# Is it true that $\mathbb P (\max(X,Y) \leq t \vert X \geq Y)= \mathbb P(X \leq t)$?

Sorry for the probably very easy question;

From a mathematical perspective I would have said yes, it holds because

$$\mathbb P (\max(X,Y) \leq t \vert X \geq Y)= \mathbb P(X \leq t \vert X \geq Y)$$

and now the condition about $$Y$$ becomes unimportant since it is not part of the probability anymore and can be omitted - however if I know that some random variable is bigger than another (or in a bigger example bigger than a bunch of random variables $$Y_1,...,Y_n$$), then the probability that $$X$$ is very big should also be higher or am I wrong?

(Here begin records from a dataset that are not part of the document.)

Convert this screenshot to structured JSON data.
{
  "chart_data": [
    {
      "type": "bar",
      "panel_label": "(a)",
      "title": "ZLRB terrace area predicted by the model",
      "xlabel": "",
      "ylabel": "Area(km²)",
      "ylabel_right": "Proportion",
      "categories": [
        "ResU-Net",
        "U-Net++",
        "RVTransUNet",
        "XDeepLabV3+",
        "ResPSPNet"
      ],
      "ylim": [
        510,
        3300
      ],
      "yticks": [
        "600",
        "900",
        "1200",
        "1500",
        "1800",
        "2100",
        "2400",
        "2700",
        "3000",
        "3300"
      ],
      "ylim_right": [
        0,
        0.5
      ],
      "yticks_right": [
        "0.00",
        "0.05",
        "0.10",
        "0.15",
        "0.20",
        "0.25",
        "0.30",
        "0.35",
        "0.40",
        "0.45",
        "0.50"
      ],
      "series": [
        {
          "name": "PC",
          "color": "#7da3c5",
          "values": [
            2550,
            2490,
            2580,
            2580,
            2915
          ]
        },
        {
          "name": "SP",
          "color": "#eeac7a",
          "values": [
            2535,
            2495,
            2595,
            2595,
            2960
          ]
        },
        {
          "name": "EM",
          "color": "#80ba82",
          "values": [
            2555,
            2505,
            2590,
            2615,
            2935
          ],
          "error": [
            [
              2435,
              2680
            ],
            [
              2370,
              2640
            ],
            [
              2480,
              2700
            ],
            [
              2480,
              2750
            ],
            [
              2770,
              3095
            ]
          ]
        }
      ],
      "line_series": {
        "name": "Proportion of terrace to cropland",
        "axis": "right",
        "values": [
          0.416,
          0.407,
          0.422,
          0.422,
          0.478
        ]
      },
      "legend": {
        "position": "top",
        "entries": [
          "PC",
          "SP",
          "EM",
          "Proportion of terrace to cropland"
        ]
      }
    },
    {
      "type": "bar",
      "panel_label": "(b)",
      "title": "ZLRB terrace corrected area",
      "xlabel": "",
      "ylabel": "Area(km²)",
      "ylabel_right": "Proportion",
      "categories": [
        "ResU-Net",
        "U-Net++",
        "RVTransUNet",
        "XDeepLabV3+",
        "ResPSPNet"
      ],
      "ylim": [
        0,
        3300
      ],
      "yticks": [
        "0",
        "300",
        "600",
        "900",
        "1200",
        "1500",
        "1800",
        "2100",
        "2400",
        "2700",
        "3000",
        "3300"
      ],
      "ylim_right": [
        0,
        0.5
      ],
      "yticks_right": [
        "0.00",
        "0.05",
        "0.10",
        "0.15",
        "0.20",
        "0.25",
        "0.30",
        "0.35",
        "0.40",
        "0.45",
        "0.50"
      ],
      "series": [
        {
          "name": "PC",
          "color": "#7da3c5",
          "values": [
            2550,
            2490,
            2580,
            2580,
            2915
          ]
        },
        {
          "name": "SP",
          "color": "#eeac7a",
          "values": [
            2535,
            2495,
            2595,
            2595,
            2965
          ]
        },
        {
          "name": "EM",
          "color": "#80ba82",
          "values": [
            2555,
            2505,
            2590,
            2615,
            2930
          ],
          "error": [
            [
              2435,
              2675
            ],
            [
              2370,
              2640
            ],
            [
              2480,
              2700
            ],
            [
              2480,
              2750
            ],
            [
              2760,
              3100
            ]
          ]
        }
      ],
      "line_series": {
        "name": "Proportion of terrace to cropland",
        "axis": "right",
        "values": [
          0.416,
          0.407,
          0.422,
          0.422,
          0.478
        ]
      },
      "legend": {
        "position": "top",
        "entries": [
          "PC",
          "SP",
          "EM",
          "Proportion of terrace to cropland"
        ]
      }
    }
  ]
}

Counterexample. Even if we imagine that $$X$$ and $$Y$$ are independent, suppose that $$Y$$ always equals $$1$$, $$X$$ equals $$0$$, $$2$$, or $$4$$ with probability $$1/3$$ each, and $$t = 3$$. Then
$$P(\max(X, Y) \leq t \mid X \geq Y) = \frac{P(\max(X, Y) \leq t, X \geq Y)}{P(X \geq Y)} = \frac{1/3}{2/3} = \frac12$$
$$P(X \leq t) = \frac23$$